Here’s what we do know: Around A.D. 1150 an Ancestral Puebloan community took up residence on the slopes of Sleeping Ute Mountain. They built an extensive network of apartments and kivas, or ceremonial circles.
Sometime around A.D. 1300, they moved away. The village was gradually buried under soil and rock, leaving just a few distinctive mounds in the earth. A professor described the mounds in 1877.
Recognizing the importance of the mounds on his land, owner Henry Van Kleeck donated these 9.6 acres to the U.S. government in 1919. President Woodrow Wilson immediately established Yucca House National Monument, named for the plants that grow in the area.

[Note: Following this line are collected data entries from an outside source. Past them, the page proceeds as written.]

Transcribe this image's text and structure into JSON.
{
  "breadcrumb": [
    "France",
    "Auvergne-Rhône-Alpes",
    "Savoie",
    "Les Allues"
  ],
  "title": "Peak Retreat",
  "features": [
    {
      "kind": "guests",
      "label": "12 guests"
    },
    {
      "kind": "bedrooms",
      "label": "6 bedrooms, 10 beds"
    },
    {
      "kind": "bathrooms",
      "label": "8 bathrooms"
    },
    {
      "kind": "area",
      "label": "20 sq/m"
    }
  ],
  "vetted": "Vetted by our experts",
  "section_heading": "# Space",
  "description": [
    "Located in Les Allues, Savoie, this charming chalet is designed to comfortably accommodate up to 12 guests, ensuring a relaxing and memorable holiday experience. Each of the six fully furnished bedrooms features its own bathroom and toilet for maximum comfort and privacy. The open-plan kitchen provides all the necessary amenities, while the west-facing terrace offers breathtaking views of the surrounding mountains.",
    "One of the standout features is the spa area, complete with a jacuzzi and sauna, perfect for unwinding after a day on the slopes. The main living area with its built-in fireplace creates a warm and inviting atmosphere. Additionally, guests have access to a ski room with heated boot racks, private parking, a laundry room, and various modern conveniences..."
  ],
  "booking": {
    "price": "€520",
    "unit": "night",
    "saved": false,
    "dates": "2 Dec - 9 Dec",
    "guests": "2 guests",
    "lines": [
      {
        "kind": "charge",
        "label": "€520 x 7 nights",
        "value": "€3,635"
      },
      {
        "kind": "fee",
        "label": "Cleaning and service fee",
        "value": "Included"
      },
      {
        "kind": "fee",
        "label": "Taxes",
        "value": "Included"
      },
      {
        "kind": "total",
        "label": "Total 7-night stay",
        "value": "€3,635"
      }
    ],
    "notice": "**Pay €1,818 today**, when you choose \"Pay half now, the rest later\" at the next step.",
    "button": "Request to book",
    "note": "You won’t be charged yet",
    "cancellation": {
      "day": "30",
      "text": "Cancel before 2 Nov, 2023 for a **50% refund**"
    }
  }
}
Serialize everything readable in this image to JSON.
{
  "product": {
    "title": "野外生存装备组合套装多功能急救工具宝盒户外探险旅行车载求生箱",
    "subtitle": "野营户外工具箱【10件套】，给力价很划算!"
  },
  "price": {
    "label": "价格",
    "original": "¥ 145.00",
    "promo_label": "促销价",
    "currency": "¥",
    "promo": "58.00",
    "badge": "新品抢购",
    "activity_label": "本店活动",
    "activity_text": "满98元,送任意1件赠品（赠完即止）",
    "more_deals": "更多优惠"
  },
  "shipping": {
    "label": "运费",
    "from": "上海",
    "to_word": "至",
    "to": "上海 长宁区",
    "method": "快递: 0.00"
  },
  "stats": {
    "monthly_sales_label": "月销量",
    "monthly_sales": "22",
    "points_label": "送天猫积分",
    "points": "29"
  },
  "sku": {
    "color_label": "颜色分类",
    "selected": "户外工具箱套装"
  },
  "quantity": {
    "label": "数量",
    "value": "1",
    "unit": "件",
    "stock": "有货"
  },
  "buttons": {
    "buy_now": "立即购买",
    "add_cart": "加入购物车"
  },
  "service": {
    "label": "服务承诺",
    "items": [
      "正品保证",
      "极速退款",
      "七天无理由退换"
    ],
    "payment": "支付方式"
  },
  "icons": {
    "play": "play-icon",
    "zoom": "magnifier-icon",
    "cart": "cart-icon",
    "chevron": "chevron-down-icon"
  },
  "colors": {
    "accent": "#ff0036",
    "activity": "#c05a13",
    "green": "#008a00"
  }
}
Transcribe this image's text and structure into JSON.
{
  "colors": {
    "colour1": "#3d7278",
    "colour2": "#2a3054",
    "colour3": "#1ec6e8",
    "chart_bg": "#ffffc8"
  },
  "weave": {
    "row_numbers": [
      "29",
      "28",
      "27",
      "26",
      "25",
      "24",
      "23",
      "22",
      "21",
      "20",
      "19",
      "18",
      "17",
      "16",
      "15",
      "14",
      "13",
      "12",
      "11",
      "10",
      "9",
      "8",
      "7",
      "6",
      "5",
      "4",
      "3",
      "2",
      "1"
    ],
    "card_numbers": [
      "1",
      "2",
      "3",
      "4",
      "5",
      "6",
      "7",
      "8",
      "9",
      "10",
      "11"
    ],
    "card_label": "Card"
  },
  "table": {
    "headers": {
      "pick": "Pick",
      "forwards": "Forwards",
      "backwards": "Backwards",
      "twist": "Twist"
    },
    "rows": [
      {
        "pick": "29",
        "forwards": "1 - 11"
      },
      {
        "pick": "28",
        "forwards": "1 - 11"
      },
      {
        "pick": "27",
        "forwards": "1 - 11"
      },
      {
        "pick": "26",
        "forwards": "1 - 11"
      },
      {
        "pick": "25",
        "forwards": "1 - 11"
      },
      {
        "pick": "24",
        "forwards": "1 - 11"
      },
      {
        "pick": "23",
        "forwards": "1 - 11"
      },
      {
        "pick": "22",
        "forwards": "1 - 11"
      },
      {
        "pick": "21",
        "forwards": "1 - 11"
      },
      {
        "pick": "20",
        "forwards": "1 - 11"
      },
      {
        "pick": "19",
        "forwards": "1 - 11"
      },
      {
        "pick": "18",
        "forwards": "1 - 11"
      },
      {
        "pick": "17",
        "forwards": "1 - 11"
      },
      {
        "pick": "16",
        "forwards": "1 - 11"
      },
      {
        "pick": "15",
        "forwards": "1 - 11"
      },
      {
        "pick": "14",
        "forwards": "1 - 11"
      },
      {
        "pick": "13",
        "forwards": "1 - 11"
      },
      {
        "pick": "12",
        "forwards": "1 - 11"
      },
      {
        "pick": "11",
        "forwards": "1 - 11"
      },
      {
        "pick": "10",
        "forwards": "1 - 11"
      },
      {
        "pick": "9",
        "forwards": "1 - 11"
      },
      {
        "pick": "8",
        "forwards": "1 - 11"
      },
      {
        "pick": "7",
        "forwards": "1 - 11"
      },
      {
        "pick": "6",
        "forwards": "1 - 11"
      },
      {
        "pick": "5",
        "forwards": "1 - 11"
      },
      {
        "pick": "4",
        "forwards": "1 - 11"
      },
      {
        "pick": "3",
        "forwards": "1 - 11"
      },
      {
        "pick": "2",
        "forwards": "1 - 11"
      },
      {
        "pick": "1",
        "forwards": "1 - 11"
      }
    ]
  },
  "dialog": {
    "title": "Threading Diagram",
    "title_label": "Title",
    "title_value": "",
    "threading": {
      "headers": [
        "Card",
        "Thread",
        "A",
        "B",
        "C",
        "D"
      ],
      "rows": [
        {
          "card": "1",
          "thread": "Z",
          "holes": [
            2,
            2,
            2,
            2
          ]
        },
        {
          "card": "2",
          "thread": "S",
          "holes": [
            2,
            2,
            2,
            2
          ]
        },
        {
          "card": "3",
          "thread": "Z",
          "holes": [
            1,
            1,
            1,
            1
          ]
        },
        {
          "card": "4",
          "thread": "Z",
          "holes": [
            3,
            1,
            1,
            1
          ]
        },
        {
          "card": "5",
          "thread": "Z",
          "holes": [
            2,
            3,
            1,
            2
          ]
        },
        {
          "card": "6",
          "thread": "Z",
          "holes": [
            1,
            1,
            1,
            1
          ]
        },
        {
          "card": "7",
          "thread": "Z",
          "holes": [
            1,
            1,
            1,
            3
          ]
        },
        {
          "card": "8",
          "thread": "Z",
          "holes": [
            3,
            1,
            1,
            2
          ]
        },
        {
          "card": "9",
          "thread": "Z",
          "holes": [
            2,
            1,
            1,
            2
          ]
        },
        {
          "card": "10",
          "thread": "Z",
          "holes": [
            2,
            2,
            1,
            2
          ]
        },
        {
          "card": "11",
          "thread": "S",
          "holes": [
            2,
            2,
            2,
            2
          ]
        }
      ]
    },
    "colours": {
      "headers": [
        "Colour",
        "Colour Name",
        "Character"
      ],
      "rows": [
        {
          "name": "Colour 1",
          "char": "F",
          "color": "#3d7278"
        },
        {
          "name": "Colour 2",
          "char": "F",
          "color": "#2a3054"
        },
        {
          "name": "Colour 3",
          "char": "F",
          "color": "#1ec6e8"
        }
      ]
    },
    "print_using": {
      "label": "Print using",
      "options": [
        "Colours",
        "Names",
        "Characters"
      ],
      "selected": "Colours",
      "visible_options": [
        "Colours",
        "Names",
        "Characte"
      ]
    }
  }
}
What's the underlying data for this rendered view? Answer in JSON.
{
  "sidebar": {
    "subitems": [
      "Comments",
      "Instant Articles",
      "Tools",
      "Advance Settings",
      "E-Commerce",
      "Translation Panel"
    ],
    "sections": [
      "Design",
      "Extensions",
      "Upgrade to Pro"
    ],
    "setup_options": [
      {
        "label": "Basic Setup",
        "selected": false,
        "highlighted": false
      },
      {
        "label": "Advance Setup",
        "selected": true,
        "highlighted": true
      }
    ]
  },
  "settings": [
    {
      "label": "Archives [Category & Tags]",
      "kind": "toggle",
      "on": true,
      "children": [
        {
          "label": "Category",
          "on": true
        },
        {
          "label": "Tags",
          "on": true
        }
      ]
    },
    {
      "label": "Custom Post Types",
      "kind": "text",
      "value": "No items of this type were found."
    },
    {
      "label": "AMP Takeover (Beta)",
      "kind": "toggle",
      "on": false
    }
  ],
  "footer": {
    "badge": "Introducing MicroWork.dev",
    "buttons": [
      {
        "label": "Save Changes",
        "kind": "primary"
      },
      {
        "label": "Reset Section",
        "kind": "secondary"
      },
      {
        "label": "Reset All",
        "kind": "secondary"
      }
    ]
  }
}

Little has been done at the site since then. There are no facilities, and the roads can wash out during a heavy rain. But eventually, the archaeologists who uncover this site are likely to learn a great deal about how this culture lived and, perhaps, why they left.
The mounds are divided into two sections. The “Upper House” or “West Complex” is the larger group. Beneath this earthpile lies a matrix of more than 600 rooms, 100 kivas, and one large kiva that may have held the entire community. At the L-shaped “Lower House” or “East Complex,” you can see sections of the original stone architecture protruding from the ground.